Nice work, Michael. Definitely has that primeval feeling… It’s been a while since my class with you in the Valley (Fall ’09). But, I have been shooting quite a bit since then up here in AK. Best, Ralph
Thank you Ralph. It’s nice to hear from you, and I’m glad to hear that you’ve been making lots of photos up there.
Great work again Michael in that magical land of redwoods,rhodies, and fog.
Glad you were able to get up there again with Claudia.

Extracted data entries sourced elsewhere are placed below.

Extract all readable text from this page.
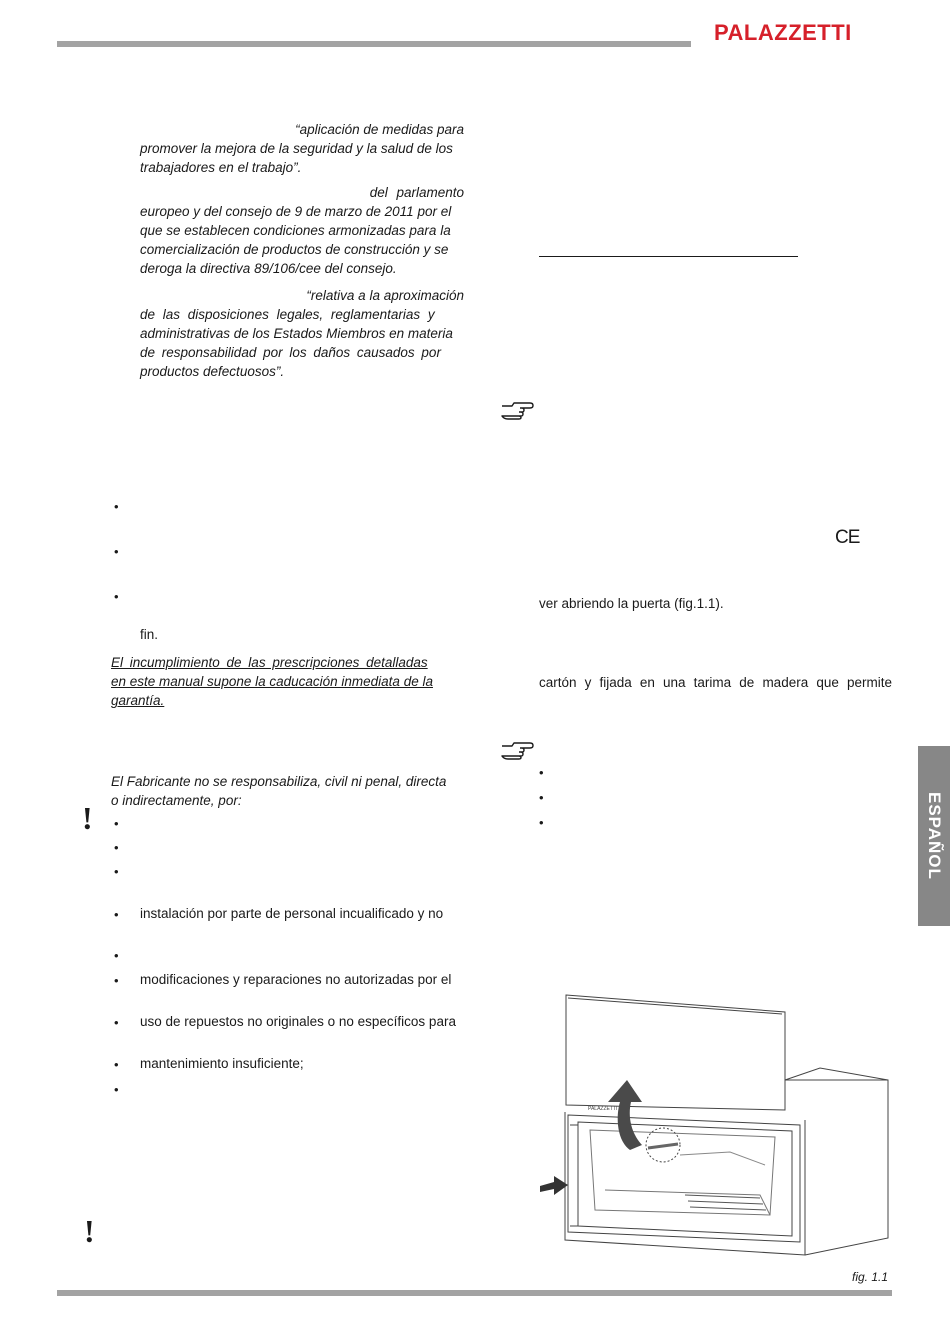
PALAZZETTI
“aplicación de medidas para
promover la mejora de la seguridad y la salud de los
trabajadores en el trabajo”.
del parlamento
europeo y del consejo de 9 de marzo de 2011 por el
que se establecen condiciones armonizadas para la
comercialización de productos de construcción y se
deroga la directiva 89/106/cee del consejo.
“relativa a la aproximación
de las disposiciones legales, reglamentarias y
administrativas de los Estados Miembros en materia
de responsabilidad por los daños causados por
productos defectuosos”.
•
•
•
fin.
El incumplimiento de las prescripciones detalladas
en este manual supone la caducación inmediata de la
garantía.
El Fabricante no se responsabiliza, civil ni penal, directa
o indirectamente, por:
! •
•
•
• instalación por parte de personal incualificado y no
•
• modificaciones y reparaciones no autorizadas por el
• uso de repuestos no originales o no específicos para
• mantenimiento insuficiente;
•
!
CE
ver abriendo la puerta (fig.1.1).
cartón y fijada en una tarima de madera que permite
•
•
•	ESPAÑOL
PALAZZETTI
fig. 1.1
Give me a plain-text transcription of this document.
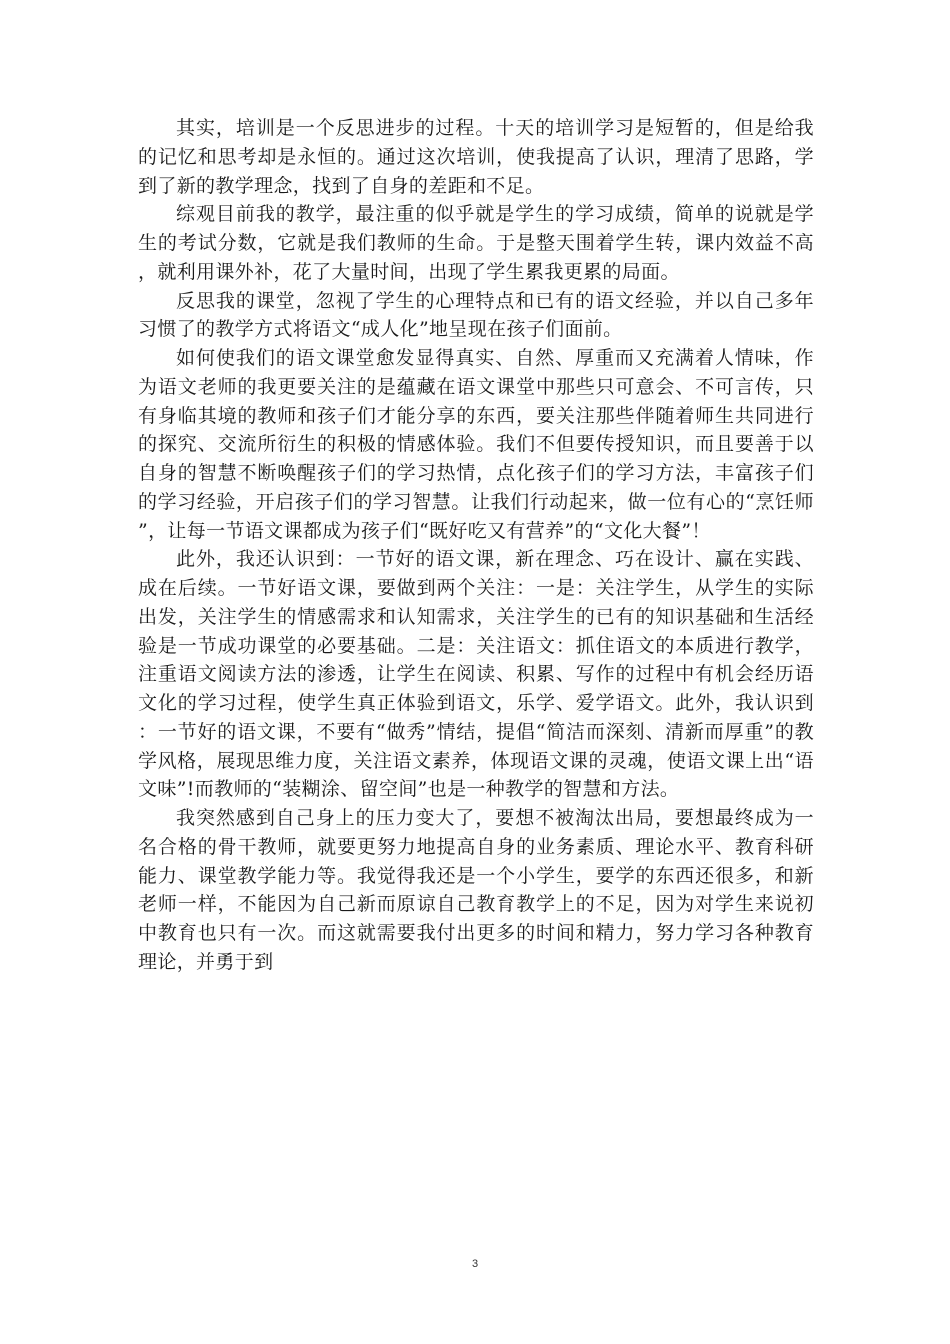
其实，培训是一个反思进步的过程。十天的培训学习是短暂的，但是给我的记忆和思考却是永恒的。通过这次培训，使我提高了认识，理清了思路，学到了新的教学理念，找到了自身的差距和不足。

综观目前我的教学，最注重的似乎就是学生的学习成绩，简单的说就是学生的考试分数，它就是我们教师的生命。于是整天围着学生转，课内效益不高，就利用课外补，花了大量时间，出现了学生累我更累的局面。

反思我的课堂，忽视了学生的心理特点和已有的语文经验，并以自己多年习惯了的教学方式将语文“成人化”地呈现在孩子们面前。

如何使我们的语文课堂愈发显得真实、自然、厚重而又充满着人情味，作为语文老师的我更要关注的是蕴藏在语文课堂中那些只可意会、不可言传，只有身临其境的教师和孩子们才能分享的东西，要关注那些伴随着师生共同进行的探究、交流所衍生的积极的情感体验。我们不但要传授知识，而且要善于以自身的智慧不断唤醒孩子们的学习热情，点化孩子们的学习方法，丰富孩子们的学习经验，开启孩子们的学习智慧。让我们行动起来，做一位有心的“烹饪师”，让每一节语文课都成为孩子们“既好吃又有营养”的“文化大餐”！

此外，我还认识到：一节好的语文课，新在理念、巧在设计、赢在实践、成在后续。一节好语文课，要做到两个关注：一是：关注学生，从学生的实际出发，关注学生的情感需求和认知需求，关注学生的已有的知识基础和生活经验是一节成功课堂的必要基础。二是：关注语文：抓住语文的本质进行教学，注重语文阅读方法的渗透，让学生在阅读、积累、写作的过程中有机会经历语文化的学习过程，使学生真正体验到语文，乐学、爱学语文。此外，我认识到：一节好的语文课，不要有“做秀”情结，提倡“简洁而深刻、清新而厚重”的教学风格，展现思维力度，关注语文素养，体现语文课的灵魂，使语文课上出“语文味”!而教师的“装糊涂、留空间”也是一种教学的智慧和方法。

我突然感到自己身上的压力变大了，要想不被淘汰出局，要想最终成为一名合格的骨干教师，就要更努力地提高自身的业务素质、理论水平、教育科研能力、课堂教学能力等。我觉得我还是一个小学生，要学的东西还很多，和新老师一样，不能因为自己新而原谅自己教育教学上的不足，因为对学生来说初中教育也只有一次。而这就需要我付出更多的时间和精力，努力学习各种教育理论，并勇于到

3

I was able to make it up there near the end of last month to shoot in some fog and although a lot of the Rhodies in the old growth forest areas had not bloomed yet we were able to see a lot of different blooming wildflowers including two different types of trillium plants. Plan to go up there again very soon and hope to capture some of that magical fog softened light (like your incredible last year shots) with some blooming Rhodies. Do you think there will be still some blooming now? I also enjoy all the lichen growing on all the Sitka trees and hanging down from branches, soaked with drops from the moist foggy air.
Thank you Wayne – glad you like these. I think there may still be some rhodies blooming. When we were there June 1-3 most were in bloom, and some were past, but in the dense forests in Del Norte SP some were just coming out, so they may still be in good shape. Overall it does not seem like a great year for rhododendrons though.
Beautiful. Would love to see a tutorial on how you processed the file. Very luminous.
Thanks Jay! I think about that tutorial… 🙂
Michael,
Thank you for the wonderful ebook on taking the right exposure.
Have you considered doing a 2nd ebook on using LR 4 on the same images in the first ebook? I for one would jump on the opportunity to purchase this 2nd ebook.
Thanks Walter – glad you like the Exposure eBook. I’ve had a lot of requests for a second “Light & Land” eBook using Lightroom 4, so it’s definitely something I’d like to do.